- The paper introduces a hybrid de-duplication approach merging rule-based techniques with contrastive learning models to accurately identify duplicate MIDI files.
- The evaluation employs metrics like nDCG, precision, and recall, demonstrating that neural network-based models outperform simple hash and entropy methods.
- The proposed multi-level de-duplication filters enhance dataset integrity, ensuring more reliable results in symbolic music generation experiments.
On the De-duplication of the Lakh MIDI Dataset
This essay provides a comprehensive overview of the methods, results, and implications of the paper "On the de-duplication of the Lakh MIDI dataset" (2509.16662). The research focuses on addressing dataset duplication in the Lakh MIDI Dataset (LMD), a large-scale dataset widely utilized in music information retrieval (MIR) and music generation. Duplication within datasets is a critical issue that can impair the validity of experiments due to data leakage, and thus, the study explores various approaches to effectively detect and remove such duplicates.
The importance of large-scale datasets for deep learning models cannot be overstated, particularly in the domain of MIR where LMD is frequently used. However, the presence of duplicated data in LMD can lead to unreliable evaluations and biased training outcomes. Previous studies in other domains have tackled similar duplication issues, but the MIR community has yet to explore this problem extensively.
The LMD itself comprises several subsets, with variations based on matched files or different processing levels. Notably, the dataset duplication has been somewhat ignored, even as duplicated data can lead to significant data leakage, skewing the evaluation metrics used in academic studies. By addressing this oversight, the paper aims to mitigate issues in symbolic music generation experiments that rely on LMD.

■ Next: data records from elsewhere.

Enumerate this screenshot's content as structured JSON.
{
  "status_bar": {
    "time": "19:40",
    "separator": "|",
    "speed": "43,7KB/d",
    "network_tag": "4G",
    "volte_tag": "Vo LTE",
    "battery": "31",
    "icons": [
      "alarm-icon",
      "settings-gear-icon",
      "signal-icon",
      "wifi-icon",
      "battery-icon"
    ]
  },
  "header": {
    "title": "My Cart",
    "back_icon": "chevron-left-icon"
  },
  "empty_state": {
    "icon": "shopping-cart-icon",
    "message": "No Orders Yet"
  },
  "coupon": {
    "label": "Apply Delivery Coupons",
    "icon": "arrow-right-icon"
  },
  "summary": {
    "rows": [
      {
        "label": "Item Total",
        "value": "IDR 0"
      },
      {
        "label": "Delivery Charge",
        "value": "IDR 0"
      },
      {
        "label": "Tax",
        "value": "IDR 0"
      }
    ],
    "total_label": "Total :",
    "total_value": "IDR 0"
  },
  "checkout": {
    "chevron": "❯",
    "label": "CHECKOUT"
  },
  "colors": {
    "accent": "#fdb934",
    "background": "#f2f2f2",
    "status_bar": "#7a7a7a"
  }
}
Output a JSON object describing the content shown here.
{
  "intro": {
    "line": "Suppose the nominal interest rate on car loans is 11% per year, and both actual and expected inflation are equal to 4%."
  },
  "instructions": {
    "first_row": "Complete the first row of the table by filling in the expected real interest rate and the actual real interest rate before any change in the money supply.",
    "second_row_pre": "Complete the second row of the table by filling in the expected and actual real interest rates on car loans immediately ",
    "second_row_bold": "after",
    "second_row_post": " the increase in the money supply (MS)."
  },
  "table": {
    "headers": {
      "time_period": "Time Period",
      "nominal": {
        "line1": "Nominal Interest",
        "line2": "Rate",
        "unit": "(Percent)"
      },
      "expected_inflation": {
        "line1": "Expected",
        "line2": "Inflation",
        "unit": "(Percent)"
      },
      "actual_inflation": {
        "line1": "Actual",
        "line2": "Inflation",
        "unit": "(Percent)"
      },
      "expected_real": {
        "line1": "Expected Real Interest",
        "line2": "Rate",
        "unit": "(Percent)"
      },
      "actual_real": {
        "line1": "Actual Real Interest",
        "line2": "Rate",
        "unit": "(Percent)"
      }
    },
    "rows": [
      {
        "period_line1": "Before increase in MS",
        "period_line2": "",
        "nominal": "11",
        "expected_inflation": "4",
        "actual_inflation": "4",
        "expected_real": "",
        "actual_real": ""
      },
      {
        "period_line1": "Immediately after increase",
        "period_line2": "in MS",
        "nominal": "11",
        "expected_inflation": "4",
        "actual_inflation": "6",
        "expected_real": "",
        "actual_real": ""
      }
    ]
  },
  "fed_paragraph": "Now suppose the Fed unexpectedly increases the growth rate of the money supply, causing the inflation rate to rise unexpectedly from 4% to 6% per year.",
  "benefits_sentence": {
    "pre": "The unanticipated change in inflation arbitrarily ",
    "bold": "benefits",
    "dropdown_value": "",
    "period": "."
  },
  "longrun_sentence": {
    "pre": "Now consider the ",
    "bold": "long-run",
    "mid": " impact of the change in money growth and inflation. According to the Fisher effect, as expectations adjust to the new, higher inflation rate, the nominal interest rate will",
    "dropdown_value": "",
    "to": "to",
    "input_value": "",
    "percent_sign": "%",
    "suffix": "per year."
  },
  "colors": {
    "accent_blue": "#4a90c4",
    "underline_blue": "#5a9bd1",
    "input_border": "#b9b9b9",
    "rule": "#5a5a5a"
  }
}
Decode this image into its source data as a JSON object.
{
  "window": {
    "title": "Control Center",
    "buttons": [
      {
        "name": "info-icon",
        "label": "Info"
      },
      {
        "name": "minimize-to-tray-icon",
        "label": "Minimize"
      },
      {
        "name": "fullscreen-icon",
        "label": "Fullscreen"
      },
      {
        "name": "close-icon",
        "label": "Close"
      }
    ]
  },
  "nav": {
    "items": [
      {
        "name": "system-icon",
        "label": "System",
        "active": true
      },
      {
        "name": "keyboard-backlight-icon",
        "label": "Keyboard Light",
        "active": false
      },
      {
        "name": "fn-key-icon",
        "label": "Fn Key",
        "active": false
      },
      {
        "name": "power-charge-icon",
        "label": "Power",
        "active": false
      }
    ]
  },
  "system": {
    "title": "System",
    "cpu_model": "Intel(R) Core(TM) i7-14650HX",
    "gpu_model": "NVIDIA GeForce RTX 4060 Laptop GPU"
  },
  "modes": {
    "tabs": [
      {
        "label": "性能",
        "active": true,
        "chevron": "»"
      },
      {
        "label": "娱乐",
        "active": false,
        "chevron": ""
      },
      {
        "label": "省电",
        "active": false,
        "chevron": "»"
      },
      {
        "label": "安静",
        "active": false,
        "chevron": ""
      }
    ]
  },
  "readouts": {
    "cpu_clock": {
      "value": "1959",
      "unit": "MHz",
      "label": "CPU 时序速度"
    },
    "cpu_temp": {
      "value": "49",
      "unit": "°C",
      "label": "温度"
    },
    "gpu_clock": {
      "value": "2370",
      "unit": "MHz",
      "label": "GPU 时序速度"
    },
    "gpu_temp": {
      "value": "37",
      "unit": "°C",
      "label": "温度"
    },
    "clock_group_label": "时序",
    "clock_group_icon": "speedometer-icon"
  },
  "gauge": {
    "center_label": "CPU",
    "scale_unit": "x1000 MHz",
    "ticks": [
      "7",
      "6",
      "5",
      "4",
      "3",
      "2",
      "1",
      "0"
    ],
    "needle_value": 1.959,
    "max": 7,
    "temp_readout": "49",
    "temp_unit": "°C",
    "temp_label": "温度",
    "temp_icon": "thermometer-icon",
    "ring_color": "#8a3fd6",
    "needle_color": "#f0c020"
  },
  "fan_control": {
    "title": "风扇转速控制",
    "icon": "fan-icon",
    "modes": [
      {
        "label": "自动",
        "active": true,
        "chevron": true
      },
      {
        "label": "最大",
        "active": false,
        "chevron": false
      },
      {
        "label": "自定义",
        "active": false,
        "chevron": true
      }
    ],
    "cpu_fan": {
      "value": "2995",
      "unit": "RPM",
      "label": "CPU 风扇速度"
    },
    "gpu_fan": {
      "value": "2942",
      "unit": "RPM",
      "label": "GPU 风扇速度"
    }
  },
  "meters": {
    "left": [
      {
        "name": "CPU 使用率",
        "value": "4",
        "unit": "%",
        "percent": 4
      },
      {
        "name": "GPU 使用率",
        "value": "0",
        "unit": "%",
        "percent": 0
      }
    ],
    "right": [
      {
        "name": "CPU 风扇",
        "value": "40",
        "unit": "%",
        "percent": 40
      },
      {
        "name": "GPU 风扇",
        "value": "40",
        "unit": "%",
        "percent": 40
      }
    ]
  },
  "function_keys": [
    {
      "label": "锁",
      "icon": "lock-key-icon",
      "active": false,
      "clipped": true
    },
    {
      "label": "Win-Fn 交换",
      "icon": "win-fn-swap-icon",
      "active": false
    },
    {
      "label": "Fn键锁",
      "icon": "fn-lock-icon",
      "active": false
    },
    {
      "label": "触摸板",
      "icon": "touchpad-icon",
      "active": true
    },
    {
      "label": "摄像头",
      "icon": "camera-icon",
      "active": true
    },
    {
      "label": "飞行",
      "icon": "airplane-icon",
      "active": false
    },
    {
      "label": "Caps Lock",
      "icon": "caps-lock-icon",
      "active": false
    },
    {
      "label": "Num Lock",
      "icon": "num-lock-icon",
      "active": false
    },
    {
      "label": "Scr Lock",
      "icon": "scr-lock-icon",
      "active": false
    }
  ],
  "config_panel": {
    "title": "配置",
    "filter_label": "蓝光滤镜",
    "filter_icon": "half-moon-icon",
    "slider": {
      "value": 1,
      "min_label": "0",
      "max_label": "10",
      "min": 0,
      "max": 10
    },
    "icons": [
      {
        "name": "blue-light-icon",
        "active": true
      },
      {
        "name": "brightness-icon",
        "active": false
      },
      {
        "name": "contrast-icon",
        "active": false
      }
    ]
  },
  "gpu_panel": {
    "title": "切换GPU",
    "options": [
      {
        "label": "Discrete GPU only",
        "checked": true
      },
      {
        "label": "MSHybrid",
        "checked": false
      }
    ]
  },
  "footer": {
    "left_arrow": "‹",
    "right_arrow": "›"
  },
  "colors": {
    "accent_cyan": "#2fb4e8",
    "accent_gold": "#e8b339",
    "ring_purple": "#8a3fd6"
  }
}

Duplication Detection Methods
The authors explore a range of approaches for identifying and filtering duplicated files, including both rule-based methods and more sophisticated neural network models.
Rule-based Methods
The simplest methods rely on static file characteristics:
- MIDI Encoding Hash: This method utilizes MD5 hashes as a straightforward means to identify files with identical MIDI encodings.
- Beat Position Entropy: This technique checks for distribution uniformity of note positions within a measure, identifying files with identical beat structures.
- Chroma-DTW: By leveraging chromagram alignments and dynamic time warping (DTW), this approach measures pitch content similarity, although it discards temporal information.
Neural Network-Based Approaches
Several symbolic music embedding models were employed:
- MusicBERT and CLaMP Models: These pre-trained models use embeddings to determine similarity through cosine distance, with CLaMP models particularly optimized for retrieval tasks.
- Contrastive Learning-Based CAugBERT: The study introduces a custom BERT model trained with contrastive learning using various MIDI data augmentations to create positive sample pairs. This model aims to enhance duplication detection by accommodating variations in music arrangements.
Results and Evaluation
The evaluation of these methods involved retrieval metrics such as nDCG and classification metrics like precision and recall. Neural network-based methods generally outperformed rule-based strategies, with the MusicBERT and CLaMP series models achieving high fidelity in both retrieval and classification tasks. In terms of detectability, the proposed CAugBERT model exhibited superior performance when combined with the CLaMP-1024 model.
Figure 1: Listening test on 100 random LMD-full samples with detected duplicates. X-axis shows classified categories from Section \ref{section: deduplication.
Figure 2: Duplicate count in LMD-full when queried with LMD-clean, using three different methods. LMD-clean duplicates based on the artist folder and filename.
The authors also highlight the limitations, noting the residual false negatives in detection, especially for more complex "soft" duplicates that involve significant variations in arrangements.
Implications and Contributions
The study's findings underscore the efficacy of incorporating contrastive learning and curated augmentations in tackling duplication within symbolic music datasets. By proposing a de-duplication strategy that combines rule-based and neural methods, the paper offers a practical solution that significantly reduces the duplication rate in LMD.
Three de-duplication versions of LMD are proposed, varying in the level of duplication filtering based on similarity thresholds. These filters aim to assist researchers in ensuring dataset integrity and validity when conducting symbolic music generation experiments.
Conclusion
The presented methods and findings pave the way for more reliable symbolic music generation, free from the biases introduced by dataset duplication. By improving the reliability of one of the most widely used datasets in MIR, this work fosters more accurate assessments and further research into advanced music generation models. Future explorations could focus on improving the robustness of existing detection models and extending similar methodologies to other symbolic music datasets.